Do not ever under-estimate the power of role models in shaping children’s future; it really does matter to them to want to be in some position of influence when they grow up.
Having role models is the reason why some children work hard in school.
In rural areas children often wish to become nurses, teachers and doctors because these are the usual community workers that they see.
Examples of female role models in Zambia are Vice- President Inonge Wina, Chief Justice Irene Mambilima, First Deputy Speaker of the National Assembly, Catherine Namugala, Director of Public Prosecutions, Lillian Siyuni, Levy Mwanawasa Medical University Vi ce Chancellor Elwyn Chomba and Clerk of National Assembly Cecilia Mbewe, who took over from another woman, Doris Mwinga.

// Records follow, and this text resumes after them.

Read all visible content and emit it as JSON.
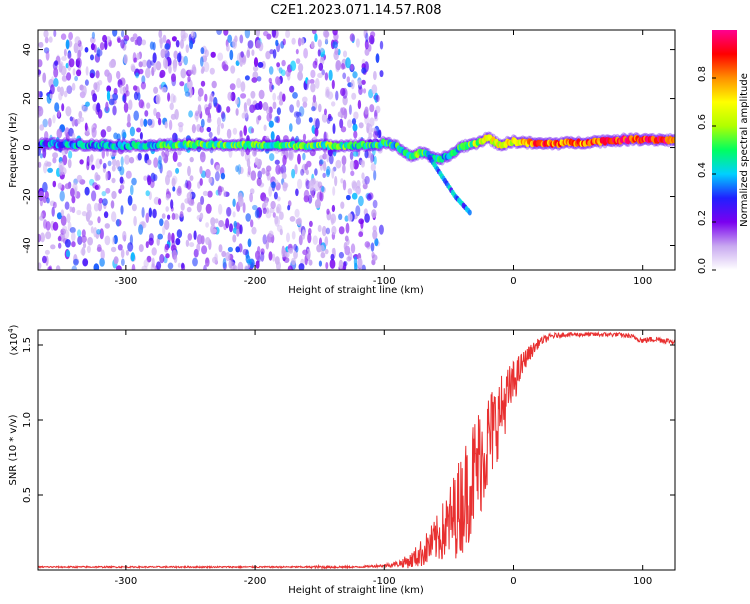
{
  "title": "C2E1.2023.071.14.57.R08",
  "chart_data": [
    {
      "type": "heatmap",
      "xlabel": "Height of straight line (km)",
      "ylabel": "Frequency (Hz)",
      "xlim": [
        -368,
        125
      ],
      "ylim": [
        -50,
        48
      ],
      "xticks": [
        -300,
        -200,
        -100,
        0,
        100
      ],
      "xtick_labels": [
        "-300",
        "-200",
        "-100",
        "0",
        "100"
      ],
      "yticks": [
        -40,
        -20,
        0,
        20,
        40
      ],
      "ytick_labels": [
        "-40",
        "-20",
        "0",
        "20",
        "40"
      ],
      "noise_region_x": [
        -368,
        -102
      ],
      "ridge": {
        "x": [
          -360,
          -300,
          -250,
          -200,
          -150,
          -105,
          -100,
          -90,
          -80,
          -70,
          -60,
          -50,
          -40,
          -30,
          -20,
          -10,
          0,
          20,
          50,
          80,
          100,
          125
        ],
        "y": [
          1.5,
          0.8,
          1.2,
          1.0,
          0.8,
          1.0,
          2.0,
          0.5,
          -3.5,
          -2.0,
          -5.0,
          -3.5,
          0.5,
          1.5,
          4.0,
          1.0,
          2.5,
          1.5,
          2.0,
          3.0,
          3.5,
          3.0
        ],
        "amplitude": [
          0.35,
          0.4,
          0.5,
          0.5,
          0.5,
          0.45,
          0.45,
          0.45,
          0.5,
          0.5,
          0.45,
          0.4,
          0.45,
          0.6,
          0.65,
          0.65,
          0.7,
          0.85,
          0.8,
          0.9,
          0.9,
          0.9
        ]
      },
      "branch": {
        "x": [
          -65,
          -55,
          -45,
          -38,
          -33
        ],
        "y": [
          -4,
          -12,
          -20,
          -24,
          -27
        ]
      },
      "colorbar": {
        "label": "Normalized spectral amplitude",
        "range": [
          0.0,
          1.0
        ],
        "ticks": [
          0.0,
          0.2,
          0.4,
          0.6,
          0.8
        ],
        "tick_labels": [
          "0.0",
          "0.2",
          "0.4",
          "0.6",
          "0.8"
        ],
        "colors": [
          "#ffffff",
          "#c8a8f0",
          "#7a00f0",
          "#2020ff",
          "#00d0ff",
          "#00ff60",
          "#b0ff00",
          "#ffff00",
          "#ff9000",
          "#ff0000",
          "#ff0090"
        ]
      }
    },
    {
      "type": "line",
      "xlabel": "Height of straight line (km)",
      "ylabel": "SNR (10 * v/v)",
      "y_multiplier": "(x10",
      "y_multiplier_exp": "4",
      "xlim": [
        -368,
        125
      ],
      "ylim": [
        0,
        1.6
      ],
      "xticks": [
        -300,
        -200,
        -100,
        0,
        100
      ],
      "xtick_labels": [
        "-300",
        "-200",
        "-100",
        "0",
        "100"
      ],
      "yticks": [
        0.5,
        1.0,
        1.5
      ],
      "ytick_labels": [
        "0.5",
        "1.0",
        "1.5"
      ],
      "color": "#e83030",
      "x": [
        -368,
        -300,
        -250,
        -200,
        -160,
        -150,
        -120,
        -100,
        -90,
        -80,
        -70,
        -60,
        -50,
        -40,
        -30,
        -20,
        -10,
        0,
        10,
        20,
        30,
        40,
        50,
        60,
        70,
        80,
        90,
        100,
        110,
        125
      ],
      "y": [
        0.02,
        0.02,
        0.02,
        0.02,
        0.02,
        0.02,
        0.02,
        0.03,
        0.04,
        0.06,
        0.12,
        0.2,
        0.3,
        0.45,
        0.65,
        0.85,
        1.05,
        1.25,
        1.42,
        1.52,
        1.56,
        1.57,
        1.57,
        1.57,
        1.57,
        1.57,
        1.56,
        1.53,
        1.54,
        1.52
      ],
      "noise_envelope": [
        0.005,
        0.005,
        0.005,
        0.005,
        0.005,
        0.01,
        0.005,
        0.01,
        0.02,
        0.05,
        0.1,
        0.15,
        0.25,
        0.35,
        0.4,
        0.35,
        0.25,
        0.15,
        0.06,
        0.03,
        0.02,
        0.015,
        0.015,
        0.015,
        0.015,
        0.015,
        0.015,
        0.02,
        0.02,
        0.02
      ]
    }
  ]
}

Others are COMESA Secretary General Chileshe Kapwepwe; Mizinga Melu the Barclays Bank Zambia managing director; Copperbelt Commissioner of Police Charity Katanga, another Commissioner of Police in charge of administration Lombe Kamukoshi, National Savings and Credit Bank managing director, Mukwandi Chibesakunda, Drug Enforcement Commission Commissioner Alita Mbahwe and, Irene Muyenga, chief executive Officer and managing director of Savenda General Insurance.
In the political circles, some of the women of influence, are of course, ministers – Information and Broadcasting Services, Dora Siliya; Labour and Social Security, Joyce Simukoko; Lands, Jean Kapata; Gender, Elizabeth Phiri; Community Development and Social Welfare, Kampamba Mulenga; Livestock and Fisheries, Professor Nkandu Luo; National Guidance and Religious Affairs, Godfridah Sumaili; Works and Supply, Sylvia Chalikosa, and Minister in the Office of the Vice-President Olipa Phiri.
Despite women’s contribution in different economic spheres, gender gaps are big in favour of men.
The low uptake of science and mathematics subjects by girls in secondary schools is the major reason why we have such things as male-domains in commerce and the world of work too.
Our education system needs to do a lot to change the mindsets of female learners.
We need to encourage girls to take up sciences and mathematics with confidence and create an enabling environment for them to make it.
I believe we are on the right track of creating equal opportunities for all girls and boys to complete secondary education.
We may not be where we need to be education-wise, but we have achieved a lot in the last 55 years.
It is possible for us by the year 2030 to ‘ensure that all girls and boys complete free primary and secondary schooling’. This is what Sustainable Development Goal (SDG) 4 requires of us.
SDG 4 also requires us to “provide equal access to affordable vocation training, and to eliminate gender and wealth disparities with the aim of achieving universal access to quality higher education”.
And this is our challenge as we celebrate 55 years of independence – to provide equal access to education, vocational training inclusive, to everyone in need.
This is what will help us eliminate gender inequalities as well as poverty.
Happy 55th independence anniversary to you all.